When you are logged in you have a button to call any warrior to a duel. So you don’t have to wait. You can even call top warriors from the leader board.
Pro top… store your prompt somewhere… because you can’t read it back out. So I can’t iterate on my best one … I guess I could always do a pull request, though…
There are currently two mechanisms to grant access to submitted prompts:
by session – a session cookie is valid for some 2 weeks. Session is usually valid only for single device.
by registered user – when you have a user account your prompts are assigned to it. This does not time out and can be accesses across different devices.
There is also a “warrior discovery mechanism” – when you enter the exact same prompt as existing warrior you are granted access to see the details.
The traction:
There is not a lot of traffic at the site. Since the launch I spent like 20$ on openai API credits. Majority of feedback is in this forum thread. I see that the game (or rather the puzzle) is only engaging for narrow group.
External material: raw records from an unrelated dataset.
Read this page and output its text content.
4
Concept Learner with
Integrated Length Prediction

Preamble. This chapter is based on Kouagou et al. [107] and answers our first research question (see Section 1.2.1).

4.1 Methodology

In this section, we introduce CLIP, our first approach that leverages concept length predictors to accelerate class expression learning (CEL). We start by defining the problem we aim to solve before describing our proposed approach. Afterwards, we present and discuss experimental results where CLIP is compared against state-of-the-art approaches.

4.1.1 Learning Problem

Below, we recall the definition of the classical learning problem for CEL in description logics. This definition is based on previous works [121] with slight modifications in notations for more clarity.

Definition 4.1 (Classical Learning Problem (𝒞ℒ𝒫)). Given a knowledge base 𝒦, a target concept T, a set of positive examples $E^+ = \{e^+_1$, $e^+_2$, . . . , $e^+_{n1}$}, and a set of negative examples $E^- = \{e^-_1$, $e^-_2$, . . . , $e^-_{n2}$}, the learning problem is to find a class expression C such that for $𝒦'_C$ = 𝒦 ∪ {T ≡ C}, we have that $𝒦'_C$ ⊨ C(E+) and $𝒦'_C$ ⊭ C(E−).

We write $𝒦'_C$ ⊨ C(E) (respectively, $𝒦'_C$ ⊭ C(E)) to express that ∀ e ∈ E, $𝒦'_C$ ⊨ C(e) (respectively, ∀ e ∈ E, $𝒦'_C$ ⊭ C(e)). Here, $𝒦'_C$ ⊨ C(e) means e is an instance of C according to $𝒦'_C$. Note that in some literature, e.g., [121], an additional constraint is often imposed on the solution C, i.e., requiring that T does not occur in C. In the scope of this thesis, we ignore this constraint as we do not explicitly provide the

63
The geeky group
Some time ago I’ve added the Claude 3 Haiku arena, a parallel to GPT 3.5 Turbo arena. Link: Claude 3 Haiku arena
Future:
The UI and descriptions at the site are far from perfect, but improving them is sooo boring I just couldn’t get to it.
I wonder about genetics in this arenas. The effects of battle can be fed back into warriors pool. I do it manually sometimes with my prompts. So the battle can be also thought of as breeding. And then you can do a phylogeny trees and even rank the warriors not only based on their performance but also based on performance of their descendants. But I couldn’t figure out how to do such system in elegant way that is robust. Some problems are: a) tracking evolution that happened out of the system (copy-paste) b) tracking evolution that preserves “genes” but changes characters (lowercase-to-uppercase mutations) c) doing it all in a way that is computationally viable.
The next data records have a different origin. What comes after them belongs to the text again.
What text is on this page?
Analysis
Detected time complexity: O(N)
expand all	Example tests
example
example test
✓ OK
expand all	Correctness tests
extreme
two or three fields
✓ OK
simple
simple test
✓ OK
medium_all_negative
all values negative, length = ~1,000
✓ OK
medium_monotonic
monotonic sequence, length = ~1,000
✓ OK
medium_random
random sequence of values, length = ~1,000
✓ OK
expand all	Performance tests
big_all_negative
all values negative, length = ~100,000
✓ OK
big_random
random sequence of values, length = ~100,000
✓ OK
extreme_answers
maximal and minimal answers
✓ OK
I’ve noticed that the fun part in the game is not so much fighting for ranking points, but seeing what silly things GPT produces and how random ideas are mixed together. So I wonder how that can be magnified. Some system that is built such that players can explore its contents but also can produce the content, and all of that is limited, such that you cant read all like it is wikipedia.
Jan, sorry for the late reply I’ve been travelling. I came across other games like PasswordGPT that are similar to yours and I think with the right mechanics it can get pretty fun for just about anyone. I can help build the UI, but I think there’s a bigger picture here. Lets talk off forum?